Targeting the Judiciary: The Federalist Society

Founded to advance conservative ideas and legal theories among up-and-coming conservative and libertarian lawyers, the Federalist Society has grown to be the most dominant and historically significant influence in the nominating process of Supreme Court justices and judges named to the federal appeals and district courts.

The Federalist Society quickly grew from a student-run discussion group to spearheading the conservative takeover of the American judicial system. Organized to promote “originalist” interpretations of the law, six of its members now serve as justices on the Supreme Court.

The Federalists’ first recommendation for the Court, Antonin Scalia, was nominated in 1986 by President Reagan and confirmed that year. He served until his death in February 2016, when Senate Majority Leader Mitch McConnell infamously refused to hold hearings to approve President Obama’s nominee, Merrick Garland.

During his 2016 presidential campaign, Donald Trump reassured party conservatives that he would rely on the Federalist Society to fill judicial positions. By the time he left office, his three nominees to the Supreme Court, all recommended by the Federalist Society, sat on the bench. The first of the three to be named, Neil Gorsuch, was nominated 10 days into Trump’s presidency to replace Scalia. Most of Trump’s 226 appointments, including 54 to the federal appeals courts, were vetted by the Federalist Society.

Yet, such success is not apparent on the Federal Society website. The organization, in fact, claims that it does not “sponsor or endorse nominees and candidates for public service”. Instead, it merely claims its various divisions and chapters of lawyers, faculty, and students engage in thriving exchanges and promote events relating to discussions on originalism, administrative law and the administrative state, and other topics.

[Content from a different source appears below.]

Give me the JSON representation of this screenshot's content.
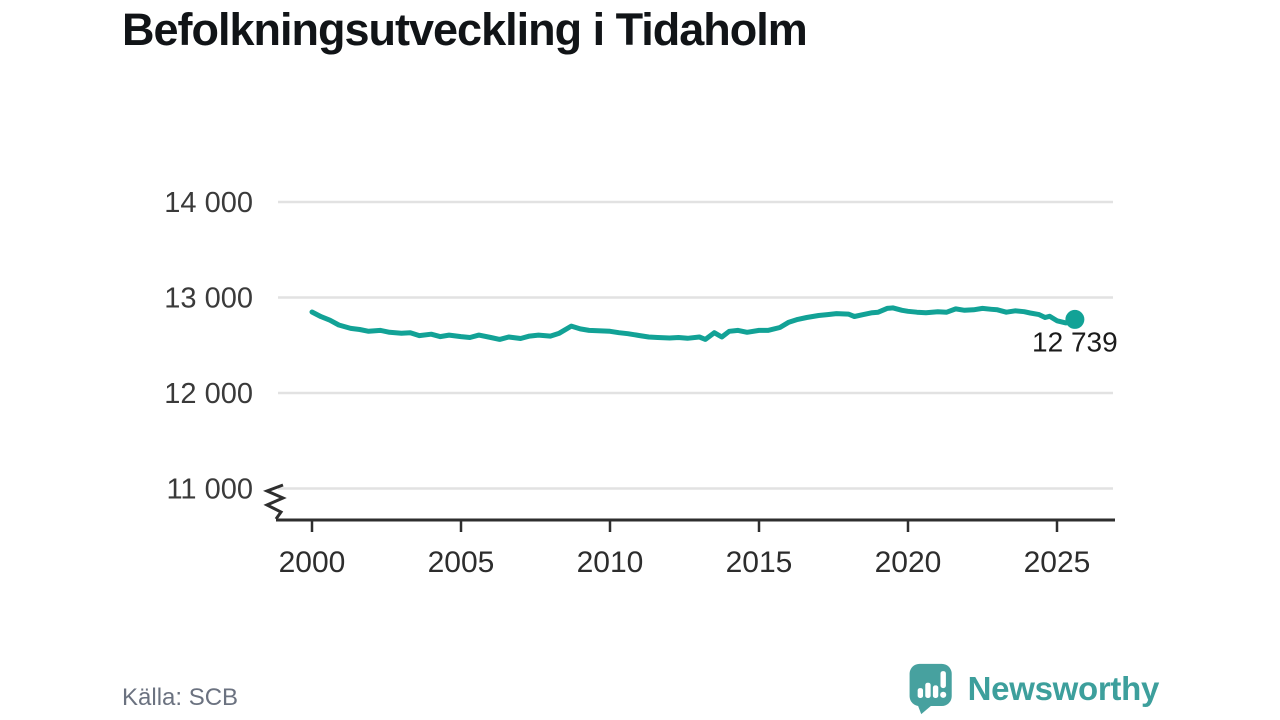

Senator Sheldon Whitehouse (D-RI) believes there are three Federalist Societies. The first, he says, is a law school debating society; the second is the parent organization that facilitates networking events to groom and support new generations of conservative legal minds. And the third, the one we are focused on here, “is the nerve center for a complicated apparatus that does not care much about conservative principles like judicial restraint, or originalism, or textualism. This Federalist Society is the vehicle for powerful interests, which seek not to simply ‘reorder’ the judiciary, but to acquire control of the judiciary to benefit their interests.” He goes on to name some of these powerful interests – the Mercer family, the Koch brothers, and the Bradley family.

This third Federalist Society, the one run by Leonard Leo, is the one that Don McGahn, Trump’s White House counsel, spoke of when he joked in 2017 that the president hadn’t “outsourced” the nomination process, as his critics alleged, but rather, he had “insourced” it to McGahn, who said he had been a Federalist Society member since his law school days.

In a period of a deadlocked Congress, the judiciary is – as Powell recognized – the center of power regarding the laws that shape the nation. When Republicans control the nominating process for courts, the Federalist Society is undoubtedly the primary power broker.